QCon London 2012 Day 1: Be stupid

Diesel | Be stupid The QCon London 2012 conference has started and is so far amazing. Great speakers presenting highly interesting stuff from first hand experience. Having Joe Armstrong presenting Erlang or Gil Tene explaining garbage collection is just beyond awesome. There are just too many things that I've learned today to put in a single blog post, so I won't even try. In a few months InfoQ will be posting videos of all the talks online, so you can watch them also yourself. And if you're impatient you can find most of people's slides from other conferences and you'll get a very good picture of what they were talking about. Quite often the most important thing that comes out of the conference is the conference program itself that shows what is hot and coming at the moment. UPDATE: Wednesday's slides are now available here.

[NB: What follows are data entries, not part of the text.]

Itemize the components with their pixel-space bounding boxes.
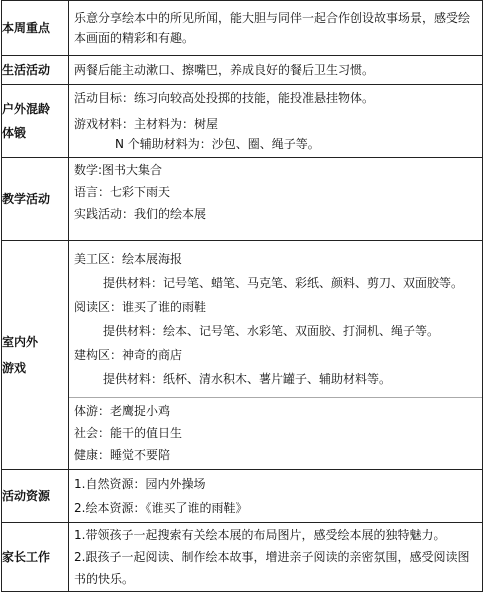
outdoor-content (69, 85, 483, 158)
label-games-line2: 游戏 (2, 361, 27, 375)
games-reading-materials: 提供材料：绘本、记号笔、水彩笔、双面胶、打洞机、绳子等。 (103, 324, 440, 338)
focus-text: 乐意分享绘本中的所见所闻，能大胆与同伴一起合作创设故事场景，感受绘本画面的精彩和有趣。 (69, 1, 483, 56)
row-focus (2, 1, 483, 56)
games-content (69, 241, 483, 470)
games-health: 健康：睡觉不要陪 (74, 448, 171, 462)
games-area-art: 美工区：绘本展海报 (74, 252, 183, 266)
teaching-content (69, 158, 483, 241)
resources-content (69, 470, 483, 523)
games-area-building: 建构区：神奇的商店 (74, 348, 183, 362)
label-outdoor-line1: 户外混龄 (2, 102, 51, 116)
games-area-reading: 阅读区：谁买了谁的雨鞋 (74, 300, 207, 314)
label-games (2, 241, 69, 470)
resources-nature: 1.自然资源：园内外操场 (74, 477, 206, 491)
label-outdoor-line2: 体锻 (2, 126, 27, 140)
games-pe: 体游：老鹰捉小鸡 (74, 404, 171, 418)
games-other (69, 397, 482, 469)
games-building-materials: 提供材料：纸杯、清水积木、薯片罐子、辅助材料等。 (103, 372, 392, 386)
row-life (2, 56, 483, 85)
label-outdoor (2, 85, 69, 158)
label-resources: 活动资源 (2, 470, 69, 523)
label-teaching: 教学活动 (2, 158, 69, 241)
parents-content (69, 523, 483, 592)
teaching-line: 数学:图书大集合 (74, 163, 163, 177)
teaching-line: 语言：七彩下雨天 (74, 185, 171, 199)
label-games-line1: 室内外 (2, 335, 39, 349)
row-outdoor (2, 85, 483, 158)
row-resources (2, 470, 483, 523)
outdoor-material-aux: N 个辅助材料为：沙包、圈、绳子等。 (115, 137, 320, 151)
life-text: 两餐后能主动漱口、擦嘴巴，养成良好的餐后卫生习惯。 (69, 56, 483, 85)
label-life: 生活活动 (2, 56, 69, 85)
resources-book: 2.绘本资源：《谁买了谁的雨鞋》 (74, 501, 248, 515)
teaching-line: 实践活动：我们的绘本展 (74, 207, 207, 221)
label-parents: 家长工作 (2, 523, 69, 592)
label-focus: 本周重点 (2, 1, 69, 56)
outdoor-material-main: 游戏材料：主材料为：树屋 (74, 117, 219, 131)
games-art-materials: 提供材料：记号笔、蜡笔、马克笔、彩纸、颜料、剪刀、双面胶等。 (103, 276, 464, 290)
games-social: 社会：能干的值日生 (74, 426, 183, 440)
weekly-plan-table (1, 0, 483, 592)
outdoor-goal: 活动目标：练习向较高处投掷的技能，能投准悬挂物体。 (74, 91, 375, 105)
parents-task-2: 2.跟孩子一起阅读、制作绘本故事，增进亲子阅读的亲密氛围，感受阅读图书的快乐。 (74, 550, 470, 586)
row-games (2, 241, 483, 470)
parents-task-1: 1.带领孩子一起搜索有关绘本展的布局图片，感受绘本展的独特魅力。 (74, 528, 446, 542)
games-areas (69, 241, 482, 397)
row-teaching (2, 158, 483, 241)
row-parents (2, 523, 483, 592)
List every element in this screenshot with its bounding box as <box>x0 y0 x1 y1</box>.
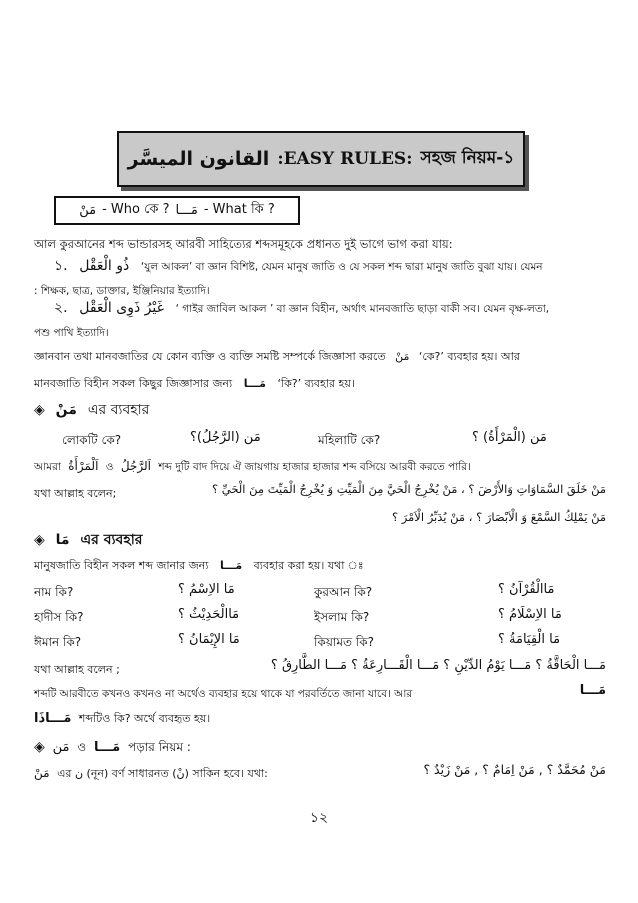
grid-q: হাদীস কি? <box>34 610 84 624</box>
item-2-line-2: পশু পাখি ইত্যাদি। <box>34 327 109 339</box>
example-a2: مَن (الْمَرْأَةُ) ؟ <box>472 430 547 445</box>
diamond-icon: ◈ <box>34 532 45 548</box>
diamond-icon: ◈ <box>34 739 45 755</box>
para-3-b: ব্যবহার করা হয়। যথা ঃ <box>253 559 364 572</box>
what-text: - What কি ? <box>203 202 275 217</box>
item-2-arabic: غَيْرُ ذَوِى الْعَقْل <box>79 300 164 316</box>
item-1-number: ১. <box>54 258 68 274</box>
item-1-arabic: ذُو الْعَقْل <box>79 258 130 274</box>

Instead of focusing on more technical things that I've heard today, I'll extend the rant given by Greg Young at the evening's keynote. Greg is not your typical developer. He acts, talks and walks more like Robbie Williams, than your typical shy and introverted geek. Maybe that is why he had the balls to stand in front of an audience full of java developers and call them abstraction astronauts obsessed with solving problems that nobody has. I've seen time and again (and also did it myself quite often) that primary objective of developers was not solving user's problem but show off in front of their peers with their knowledge, experience or just talking capacity. In my experience it takes quite some guts and a lot of self-confidence to solve the problem in a "stupid" way instead of using all the latest bells and whistles. I have nothing against smart, elegant, efficient solutions. But unfortunately, just optimizing for these objectives makes software very hard to support, because the one supporting your code one year from today might not be so smart, experienced and cunning as you are at the moment, or has just forgot all the smart details needed to understand the solution. And quite often yourself will be moving to new projects, technologies and approaches, and along the way your skills of yesteryear will fade away. And there will come time when you'll have to fix problem with some legacy application and you'll look at some piece of code asking yourself which preposterous asshole wrote that piece of brainfuck, and the answer will be, it was you!